Did the principles of secret trusts apply?

The Court made short work of this contention on appeal (at [73]-[74], [76]):

Watch Tower says that Arthur [the deceased] created a secret trust when he asked Wayne and Stephen [his two sons] to distribute the funds in the Bank Accounts to the Children equally, upon his death.  Thus, Watch Tower submits, the trial judge erred by failing to apply the legal principles relating to secret trusts. Based on this premise, it argues that: (1) the secret trust fails for lack of certainty of objects and the funds in the Bank Accounts must revert to the Estate, or (2) the beneficiaries of the secret trust are the beneficiaries of Arthur’s 2006 will. This is a new issue, raised for the first time on appeal.  Accordingly, I would decline to entertain it…In any event, without deciding the matter, it seems to me that the secret trusts argument is doomed to fail.  Even if the secret trusts doctrine could apply to a situation such as this, where a parent makes an inter vivos gratuitous transfer to an adult child, there can be no problem with the certainty of objects requirement because, on the findings of the trial judge, the objects of the “secret trust” are indisputably the Children.

There was also an appeal issue relating to costs which was resolved against the Watch Tower (in part) to the extent of $30,000.

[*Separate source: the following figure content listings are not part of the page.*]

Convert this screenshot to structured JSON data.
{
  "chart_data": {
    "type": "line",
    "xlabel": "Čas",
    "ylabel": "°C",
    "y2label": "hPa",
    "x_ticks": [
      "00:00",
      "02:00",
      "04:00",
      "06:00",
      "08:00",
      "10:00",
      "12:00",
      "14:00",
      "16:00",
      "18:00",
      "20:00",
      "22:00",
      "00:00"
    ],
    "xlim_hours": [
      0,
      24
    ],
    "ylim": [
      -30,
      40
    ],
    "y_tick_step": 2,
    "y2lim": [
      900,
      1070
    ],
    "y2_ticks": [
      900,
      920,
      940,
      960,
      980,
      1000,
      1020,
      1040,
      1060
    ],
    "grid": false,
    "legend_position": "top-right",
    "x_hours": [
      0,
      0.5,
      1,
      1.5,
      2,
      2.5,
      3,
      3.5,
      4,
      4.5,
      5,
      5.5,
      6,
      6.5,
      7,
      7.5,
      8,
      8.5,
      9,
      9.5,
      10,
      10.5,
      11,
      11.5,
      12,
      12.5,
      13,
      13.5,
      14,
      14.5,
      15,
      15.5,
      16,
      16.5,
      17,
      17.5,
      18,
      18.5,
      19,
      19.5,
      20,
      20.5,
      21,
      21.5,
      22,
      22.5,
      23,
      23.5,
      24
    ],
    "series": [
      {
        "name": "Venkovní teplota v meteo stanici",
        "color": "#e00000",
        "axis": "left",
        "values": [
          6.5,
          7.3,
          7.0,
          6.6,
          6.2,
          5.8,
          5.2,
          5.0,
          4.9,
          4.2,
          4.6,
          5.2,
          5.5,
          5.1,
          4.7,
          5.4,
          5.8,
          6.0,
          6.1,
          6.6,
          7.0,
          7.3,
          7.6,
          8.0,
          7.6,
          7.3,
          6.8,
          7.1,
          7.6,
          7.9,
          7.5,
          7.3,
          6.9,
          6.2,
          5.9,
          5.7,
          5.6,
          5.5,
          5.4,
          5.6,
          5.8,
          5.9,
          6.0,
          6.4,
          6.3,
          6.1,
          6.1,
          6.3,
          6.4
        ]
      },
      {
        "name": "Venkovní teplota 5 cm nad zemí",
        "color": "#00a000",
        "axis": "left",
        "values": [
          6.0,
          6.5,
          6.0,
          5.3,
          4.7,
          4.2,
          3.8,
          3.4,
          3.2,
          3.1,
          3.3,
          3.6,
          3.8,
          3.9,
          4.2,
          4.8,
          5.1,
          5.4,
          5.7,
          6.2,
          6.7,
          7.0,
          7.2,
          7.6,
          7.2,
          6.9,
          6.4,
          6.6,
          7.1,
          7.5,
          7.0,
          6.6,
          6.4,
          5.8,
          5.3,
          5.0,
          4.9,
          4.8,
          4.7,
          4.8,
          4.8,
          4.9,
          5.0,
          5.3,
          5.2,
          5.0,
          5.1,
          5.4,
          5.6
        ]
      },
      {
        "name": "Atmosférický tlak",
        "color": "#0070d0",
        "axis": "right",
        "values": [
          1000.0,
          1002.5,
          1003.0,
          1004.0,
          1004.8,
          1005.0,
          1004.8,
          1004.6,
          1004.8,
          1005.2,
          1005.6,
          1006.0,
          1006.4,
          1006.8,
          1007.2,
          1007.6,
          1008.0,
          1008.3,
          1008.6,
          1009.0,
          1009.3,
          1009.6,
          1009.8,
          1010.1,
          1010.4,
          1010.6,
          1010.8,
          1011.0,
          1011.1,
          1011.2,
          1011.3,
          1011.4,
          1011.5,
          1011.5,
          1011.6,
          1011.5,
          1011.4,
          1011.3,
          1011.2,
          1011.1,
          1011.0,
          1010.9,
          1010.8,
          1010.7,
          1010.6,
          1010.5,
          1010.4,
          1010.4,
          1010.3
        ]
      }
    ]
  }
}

The 2012 decision may be viewed at:

This case may be viewed at:

Implications of this case

This case has been in the courts since 2010, when there was an initial attempt by one of the sons of the deceased to have the 2006 will declared invalid on the ground of the medical condition of the deceased when he made the will.  This application was denied as the evidence pointed to the deceased’s good health at the time. In the same application, the Watch Tower attempted to stop distributions from the estate, and payment of various fees. This was in order to preserve the amount to which they might have been entitled under the will. The trial decision of 2012 attempted to dispose of any attempt by the charity to have other than the residuary from the will (reduced to almost nil at that point), which had been the deceased’s intention from the beginning. However, the charity continued to seek the money left to the five children of the deceased by this appeal, and again failed, with costs awarded against it.